3. Synthesis of 2-hydroxy-3-methoxy-5-(2-propenyl) methyl benzoate (VI)
Put 2.86 g (12.9mmol) compound V into a 100 mL flask, heat to 220~250°C, react for 2 hours, stop heating, cool to room temperature, add ethyl acetate (15 mL), and add Remove the color with a small amount of carbon powder and filter. The filtrate is washed with saturated brine (5 mL×2). The organic layers are combined and the solvent is distilled off under reduced pressure to obtain a crude product. The crude product is recrystallized with diethyl ether to obtain 2.66 g of white solid (VI). , the yield was 93%, and the GC purity was 97%. Melting point: 44. 6 ~ 45. 9 ℃ (literature value 45 ~ 46 ℃).

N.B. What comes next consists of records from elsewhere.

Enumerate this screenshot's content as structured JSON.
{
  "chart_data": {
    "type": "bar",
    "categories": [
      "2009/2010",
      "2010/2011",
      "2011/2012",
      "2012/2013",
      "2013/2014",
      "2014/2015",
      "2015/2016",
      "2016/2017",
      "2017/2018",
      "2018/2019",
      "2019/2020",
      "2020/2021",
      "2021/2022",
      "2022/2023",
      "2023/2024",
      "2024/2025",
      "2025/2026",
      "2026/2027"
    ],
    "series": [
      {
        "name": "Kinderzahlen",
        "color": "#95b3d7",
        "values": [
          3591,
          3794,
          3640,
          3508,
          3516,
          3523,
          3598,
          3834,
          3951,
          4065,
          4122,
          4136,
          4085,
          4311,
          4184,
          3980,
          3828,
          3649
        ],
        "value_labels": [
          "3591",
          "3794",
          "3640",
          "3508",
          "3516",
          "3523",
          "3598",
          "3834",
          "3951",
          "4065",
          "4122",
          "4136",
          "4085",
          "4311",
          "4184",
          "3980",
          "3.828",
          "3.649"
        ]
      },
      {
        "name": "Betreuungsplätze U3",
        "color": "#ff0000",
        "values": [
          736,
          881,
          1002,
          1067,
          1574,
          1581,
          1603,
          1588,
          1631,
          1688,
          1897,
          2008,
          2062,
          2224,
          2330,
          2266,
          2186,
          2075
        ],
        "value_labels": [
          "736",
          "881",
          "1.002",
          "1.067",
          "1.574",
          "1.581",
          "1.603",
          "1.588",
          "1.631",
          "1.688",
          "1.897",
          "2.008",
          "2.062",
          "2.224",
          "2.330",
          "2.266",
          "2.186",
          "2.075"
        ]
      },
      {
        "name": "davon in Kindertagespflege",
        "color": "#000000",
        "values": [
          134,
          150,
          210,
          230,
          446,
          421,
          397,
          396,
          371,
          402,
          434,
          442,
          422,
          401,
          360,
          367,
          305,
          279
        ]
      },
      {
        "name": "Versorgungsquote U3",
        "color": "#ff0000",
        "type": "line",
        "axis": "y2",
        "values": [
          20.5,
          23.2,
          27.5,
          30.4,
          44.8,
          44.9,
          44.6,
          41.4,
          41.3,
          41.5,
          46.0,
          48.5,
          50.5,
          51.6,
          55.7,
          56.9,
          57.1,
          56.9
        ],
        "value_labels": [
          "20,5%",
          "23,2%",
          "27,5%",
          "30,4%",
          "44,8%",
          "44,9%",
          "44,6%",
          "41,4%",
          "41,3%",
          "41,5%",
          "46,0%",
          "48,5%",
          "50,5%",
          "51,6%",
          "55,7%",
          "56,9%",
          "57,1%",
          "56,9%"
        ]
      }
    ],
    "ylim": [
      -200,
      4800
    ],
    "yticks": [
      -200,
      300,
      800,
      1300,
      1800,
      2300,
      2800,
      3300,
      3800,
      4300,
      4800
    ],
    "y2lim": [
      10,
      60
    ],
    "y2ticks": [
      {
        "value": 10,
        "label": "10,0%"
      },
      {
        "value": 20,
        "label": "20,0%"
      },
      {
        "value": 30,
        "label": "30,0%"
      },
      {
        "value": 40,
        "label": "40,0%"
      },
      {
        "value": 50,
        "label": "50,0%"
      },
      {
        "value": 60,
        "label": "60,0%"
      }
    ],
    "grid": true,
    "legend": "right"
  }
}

4. Synthesis of 2-hydroxy-N-(2-hydroxyethyl)-3-methoxy-5-(2-propenyl)benzamide (Ⅰ)
Add 2. 62 g (11. 8 mmol) VI and 25 mL chloroform into a 50 mL three-necked flask, then add excess ethanolamine, heat to 120°C, and react for 1. 5 h. After the reaction is completed, extract the reaction with ethyl acetate liquid three times, collect the organic phase and wash with dilute hydrochloric acid until neutral, separate the liquids, dry the organic layer with anhydrous MgSO4, filter, and rotary evaporate under reduced pressure to obtain a crude product. The crude product is recrystallized with benzene to obtain a white solid (Ⅰ) 2. 49 g, yield 84%, GC purity 98%. Melting point: 96. 5 ~ 97. 8 ℃ (literature value 95 ~ 96 ℃); 1HNMR (600 MHz, CDCl3) δ: 11. 30 (s, 1H), 7. 09 (br s, 1H), 6. 92 (d, J = 1. 2 Hz, 1H), 6. 81 ( d, J = 1. 2 Hz, 1H), 5. 95~5 . 90 (m, 1H), 5. 09~5. 06 (m, 2H), 3. 89 (s, 3H), 3. 85 (t, J =4. 8 Hz, 2H), 3. 63 ( q, J = 5. 2 Hz, 2H), 3. 32 ( d, J = 6. 6 Hz, 2H), 2. 54 ( brs, 1H). MS (ESI), m /Z: 274 [M + 23].
Main reference materials
[1] Ouyang Hongxia, Zhang Xiaolin, Ding Yonghong, Sun Wuchen. Synthesis of choleretic drug alipendol [J]. Fine Chemicals, 2011, 28(12): 1199-1202.